Comportements aberrants chez des patients douloureux chroniques (Pr Passik)

Les 4 A du traitement de la douleur chronique :

-Analgésie : Soulagement de la douleur
-Activités de vie quotidienne : Fonctionnement psychosocial
-Adverse ou effets négatifs
-prises Anormales de médicaments : En relation avec l’addiction

La population des utilisateurs d’opioïdes est très hétérogène et aussi bien chez les patients douloureux, en traitement (adhérent = suivant les prescriptions, faisant front avec la chimie, abuseurs et dépendants) que chez les sujets faisant un usage en dehors d’une prescription (se traitant eux-mêmes, usage récréationnel, abuseur et dépendants)

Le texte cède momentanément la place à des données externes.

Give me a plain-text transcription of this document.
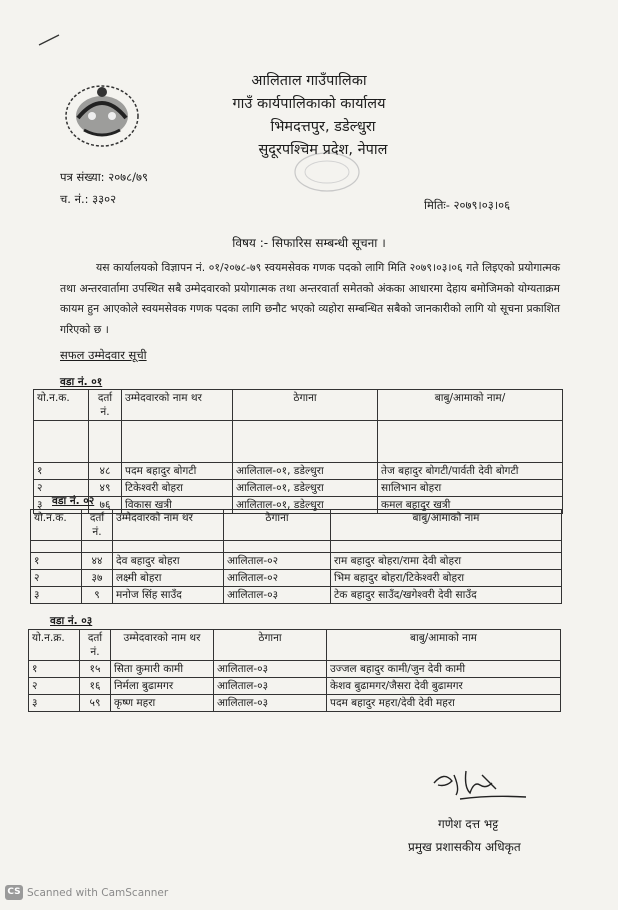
आलिताल गाउँपालिका
गाउँ कार्यपालिकाको कार्यालय
भिमदत्तपुर, डडेल्धुरा
सुदूरपश्चिम प्रदेश, नेपाल
पत्र संख्या: २०७८/७९
च. नं.: ३३०२	मितिः- २०७९।०३।०६
विषय :- सिफारिस सम्बन्धी सूचना ।
यस कार्यालयको विज्ञापन नं. ०१/२०७८-७९ स्वयमसेवक गणक पदको लागि मिति २०७९।०३।०६ गते लिइएको प्रयोगात्मक तथा अन्तरवार्तामा उपस्थित सबै उम्मेदवारको प्रयोगात्मक तथा अन्तरवार्ता समेतको अंकका आधारमा देहाय बमोजिमको योग्यताक्रम कायम हुन आएकोले स्वयमसेवक गणक पदका लागि छनौट भएको व्यहोरा सम्बन्धित सबैको जानकारीको लागि यो सूचना प्रकाशित गरिएको छ ।
सफल उम्मेदवार सूची
वडा नं. ०१
यो.न.क.	दर्ता नं.	उम्मेदवारको नाम थर	ठेगाना	बाबु/आमाको नाम/

१	४८	पदम बहादुर बोगटी	आलिताल-०१, डडेल्धुरा	तेज बहादुर बोगटी/पार्वती देवी बोगटी
२	४९	टिकेश्वरी बोहरा	आलिताल-०१, डडेल्धुरा	सालिभान बोहरा
३	७६	विकास खत्री	आलिताल-०१, डडेल्धुरा	कमल बहादुर खत्री
वडा नं. ०२
यो.न.क.	दर्ता नं.	उम्मेदवारको नाम थर	ठेगाना	बाबु/आमाको नाम

१	४४	देव बहादुर बोहरा	आलिताल-०२	राम बहादुर बोहरा/रामा देवी बोहरा
२	३७	लक्ष्मी बोहरा	आलिताल-०२	भिम बहादुर बोहरा/टिकेश्वरी बोहरा
३	९	मनोज सिंह साउँद	आलिताल-०३	टेक बहादुर साउँद/खगेश्वरी देवी साउँद
वडा नं. ०३
यो.न.क्र.	दर्ता नं.	उम्मेदवारको नाम थर	ठेगाना	बाबु/आमाको नाम
१	१५	सिता कुमारी कामी	आलिताल-०३	उज्जल बहादुर कामी/जुन देवी कामी
२	१६	निर्मला बुढामगर	आलिताल-०३	केशव बुढामगर/जैसरा देवी बुढामगर
३	५९	कृष्ण महरा	आलिताल-०३	पदम बहादुर महरा/देवी देवी महरा
गणेश दत्त भट्ट
प्रमुख प्रशासकीय अधिकृत
CS Scanned with CamScanner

Niveaux des abus/dépendances

-Drogues illicites : 6 à 10 % (Une drogue illicite au moins une fois : 33 %)
-Alcool : 15 %
-Nicotine : 25 %

Diagnostics différentiels des comportements et attitudes anormales de prise

-Addiction
-Pseudo-addiction
-Diagnostics psychiatriques :
oMaladie mentale organique
oTrouble de la personnalité
oCoping chimique
oEDM, anxiété, situations de stress
-Intention criminelle

Le modèle des comportements anormaux de prise de médicaments

-Probablement les plus prédictifs :

oVente de médicaments prescrits
oUtilisation de contrefaçon
oVolant ou empruntant des médicaments à un autre patient
oS’injectant une forme orale
oObtenant une prescription d’une source non médicale
oAbus simultané d’autres drogues illicites
oMultiples escalades de doses non officielles
oPertes récurrentes de prescriptions

-Probablement moins prédictifs :

oPlainte agressive à propos de besoins de doses plus élevées
oAccumulation de médicaments lors de périodes de symptômes réduits
oRequête spécifique de médicaments
oAcquisition de médicaments similaires de sources médicales autres
oEscalade non officielle de doses, une ou 2 fois
oUtilisation non approuvée d’un médicament pour traiter un autre symptôme
oMentionner des effets cliniques non souhaités par le clinicien

Comportements anormaux

-Pour 388 patients douloureux, 55, 4 % ne rapportaient aucun comportement anormal, 25, 3 % de 2 à 3, 8,5 % de 3 à 4, 6,7 % de 5 à 7 et 4,1 % plus de 8
-Chez des patients cancéreux ou ayant le SIDA, aucun comportement anormal pour moins de 10 % SIDA et 40 % cancer, de 1 à 2 comportements pour 15 % SIDA et 35 % cancer, de 3 à 4 comportements pour 12/13 % SIDA et 10 % cancer et plus de 5 comportements anormaux pour 60 % SIDA et 5 % cancer
-Chez les patients SIDA, les comportements anormaux, étaient également représentés que l’analgésie soit adéquate ou pas et dans les 2 situations indiquaient de façon identique que ces comportements n’étaient pas plus prédictifs d’addiction (78 et 74 %)
-Ces prédictions cliniques devaient être complétées d’une analyse urinaire : Les patients supposés être des mésuseurs avaient pour 30 % des urines normales et les patients supposés être observant, avaient 61 % d’urines anormales !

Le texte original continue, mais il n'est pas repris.